DOI: 10.1002/alz.071058 ISSN: 1552-5260

Are serial position effect patterns in the Repeatable Battery for the Assessment of Neuropsychological Status (RBANS) invariant across genders?

Julie A Suhr, Cardinal A. Do, Adrienne A. Jankowski
  • Psychiatry and Mental health
  • Cellular and Molecular Neuroscience
  • Geriatrics and Gerontology
  • Neurology (clinical)
  • Developmental Neuroscience
  • Health Policy
  • Epidemiology



Although more men are diagnosed with Mild Cognitive Impairment, more women are diagnosed with Alzheimer’s disease. Disparities in diagnosis may reflect a female advantage in verbal memory across the lifespan such that, when norms are collapsed across gender, women with subtle cognitive decline are not detected until further in the course of illness. Patterns of verbal memory performance, such as the serial position effect (SPE) may be invariant to gender and thus may minimize these diagnostic discrepancies. However, few studies have examined whether SPE patterns and their relationships to outcome are invariant to gender.


338 adults 50 years of age or older participated in community dementia screening, which included the Repeatable Battery for the Assessment of Neuropsychological Status (RBANS). Average age was 66.9 years, 94% were white, and 67% identified as women. None had major neuromedical or neurodegernative diagnosis. RBANS List Learning was used to identify primacy, middle, and recency recall on Trial 1 and at delayed recall. We also calculated recency ratio (percent of recency words recalled at delay/percent recency words at Trial 1).

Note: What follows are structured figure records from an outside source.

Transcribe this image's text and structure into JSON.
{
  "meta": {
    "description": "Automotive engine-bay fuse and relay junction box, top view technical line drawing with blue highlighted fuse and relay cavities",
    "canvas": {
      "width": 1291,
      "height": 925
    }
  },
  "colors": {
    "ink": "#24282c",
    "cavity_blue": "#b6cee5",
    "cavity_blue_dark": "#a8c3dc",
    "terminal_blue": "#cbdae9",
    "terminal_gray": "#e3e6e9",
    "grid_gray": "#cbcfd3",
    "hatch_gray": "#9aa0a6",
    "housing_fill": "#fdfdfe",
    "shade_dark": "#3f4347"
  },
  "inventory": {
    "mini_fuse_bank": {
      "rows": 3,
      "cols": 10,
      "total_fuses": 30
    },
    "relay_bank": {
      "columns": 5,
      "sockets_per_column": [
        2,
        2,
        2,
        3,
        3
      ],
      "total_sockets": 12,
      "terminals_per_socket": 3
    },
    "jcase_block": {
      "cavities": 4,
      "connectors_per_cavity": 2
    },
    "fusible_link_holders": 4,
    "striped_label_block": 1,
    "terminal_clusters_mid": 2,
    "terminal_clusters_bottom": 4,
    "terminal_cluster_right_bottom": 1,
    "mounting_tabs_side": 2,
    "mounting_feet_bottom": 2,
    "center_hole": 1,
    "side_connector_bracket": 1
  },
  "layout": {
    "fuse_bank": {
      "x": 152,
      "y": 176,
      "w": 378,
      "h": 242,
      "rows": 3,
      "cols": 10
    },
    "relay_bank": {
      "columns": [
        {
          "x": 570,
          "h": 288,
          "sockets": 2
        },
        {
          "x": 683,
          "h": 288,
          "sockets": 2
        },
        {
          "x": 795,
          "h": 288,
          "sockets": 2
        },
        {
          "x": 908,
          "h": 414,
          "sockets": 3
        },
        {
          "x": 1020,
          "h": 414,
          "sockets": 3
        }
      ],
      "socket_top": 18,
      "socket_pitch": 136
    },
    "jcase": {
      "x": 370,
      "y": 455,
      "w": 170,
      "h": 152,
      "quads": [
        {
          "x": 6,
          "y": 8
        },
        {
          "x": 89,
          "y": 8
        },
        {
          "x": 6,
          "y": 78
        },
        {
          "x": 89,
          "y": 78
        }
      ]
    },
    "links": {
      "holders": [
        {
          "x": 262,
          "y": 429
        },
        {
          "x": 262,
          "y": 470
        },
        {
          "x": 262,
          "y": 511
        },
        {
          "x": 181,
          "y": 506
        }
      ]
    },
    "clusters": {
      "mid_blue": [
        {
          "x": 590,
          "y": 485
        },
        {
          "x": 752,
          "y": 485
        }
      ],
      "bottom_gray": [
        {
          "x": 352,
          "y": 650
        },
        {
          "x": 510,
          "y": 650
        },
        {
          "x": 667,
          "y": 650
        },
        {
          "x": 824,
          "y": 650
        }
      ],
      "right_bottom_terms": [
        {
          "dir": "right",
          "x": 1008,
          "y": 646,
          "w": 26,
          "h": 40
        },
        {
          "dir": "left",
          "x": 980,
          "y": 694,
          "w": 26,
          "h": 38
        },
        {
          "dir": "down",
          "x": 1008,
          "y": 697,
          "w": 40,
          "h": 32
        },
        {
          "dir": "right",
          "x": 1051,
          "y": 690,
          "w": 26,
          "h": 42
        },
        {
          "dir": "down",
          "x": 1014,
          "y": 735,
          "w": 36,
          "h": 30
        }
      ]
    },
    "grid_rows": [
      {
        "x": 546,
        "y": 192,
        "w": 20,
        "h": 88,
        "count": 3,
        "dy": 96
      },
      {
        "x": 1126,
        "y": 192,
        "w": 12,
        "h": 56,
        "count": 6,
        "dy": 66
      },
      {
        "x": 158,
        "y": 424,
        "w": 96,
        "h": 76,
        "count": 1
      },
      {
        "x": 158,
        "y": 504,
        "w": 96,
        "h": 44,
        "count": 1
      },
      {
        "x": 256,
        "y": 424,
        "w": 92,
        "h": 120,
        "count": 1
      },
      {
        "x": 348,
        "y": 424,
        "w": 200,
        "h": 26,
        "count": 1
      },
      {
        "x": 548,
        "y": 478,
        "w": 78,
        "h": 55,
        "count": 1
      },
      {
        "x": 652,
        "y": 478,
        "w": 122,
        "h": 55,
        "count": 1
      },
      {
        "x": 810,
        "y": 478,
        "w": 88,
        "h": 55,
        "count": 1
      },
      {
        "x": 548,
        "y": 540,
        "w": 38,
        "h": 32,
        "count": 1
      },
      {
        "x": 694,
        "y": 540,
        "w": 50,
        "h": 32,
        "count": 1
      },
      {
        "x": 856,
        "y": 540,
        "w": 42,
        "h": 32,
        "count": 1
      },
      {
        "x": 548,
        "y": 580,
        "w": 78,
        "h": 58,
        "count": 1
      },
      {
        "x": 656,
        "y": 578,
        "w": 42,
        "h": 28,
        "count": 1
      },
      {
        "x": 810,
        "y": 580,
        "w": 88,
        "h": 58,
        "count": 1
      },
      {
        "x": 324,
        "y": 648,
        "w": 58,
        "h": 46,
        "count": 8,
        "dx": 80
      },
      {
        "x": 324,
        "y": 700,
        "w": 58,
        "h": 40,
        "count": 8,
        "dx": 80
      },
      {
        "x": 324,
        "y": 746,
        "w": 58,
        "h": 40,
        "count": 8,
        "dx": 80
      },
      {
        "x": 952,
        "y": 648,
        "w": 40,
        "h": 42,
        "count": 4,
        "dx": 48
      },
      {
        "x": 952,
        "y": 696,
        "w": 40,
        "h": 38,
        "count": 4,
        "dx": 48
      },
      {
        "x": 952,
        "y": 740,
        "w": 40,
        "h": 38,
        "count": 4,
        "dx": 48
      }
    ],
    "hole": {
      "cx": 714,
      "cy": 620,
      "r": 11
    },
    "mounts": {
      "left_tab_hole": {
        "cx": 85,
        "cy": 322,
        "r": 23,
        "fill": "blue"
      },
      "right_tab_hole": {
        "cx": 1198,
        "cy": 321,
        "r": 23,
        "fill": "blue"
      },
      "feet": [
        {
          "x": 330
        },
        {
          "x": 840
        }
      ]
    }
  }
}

We identified expected SPE patterns for Trial 1 and at delayed recall; the patterns were invariant to gender. Primacy at Trial 1, middle of the list at Trial 1, and recency ratio all predicted RBANS Delayed Memory Index; there was no interaction with gender. Using cluster analysis, we divided the sample into those with better primacy than recency and those with better recency than primacy at Trial 1. Those with better primacy than recency on Trial 1 did better on the Delayed Memory Index; this was not moderated by gender. SPE findings were specific to delayed memory.


Results show that the SPE patterns identified on longer word list learning tasks can also be identified on a cognitive screening battery. Further, although traditional memory scores showed gender disparities, SPE patterns and relationships were invariant to gender.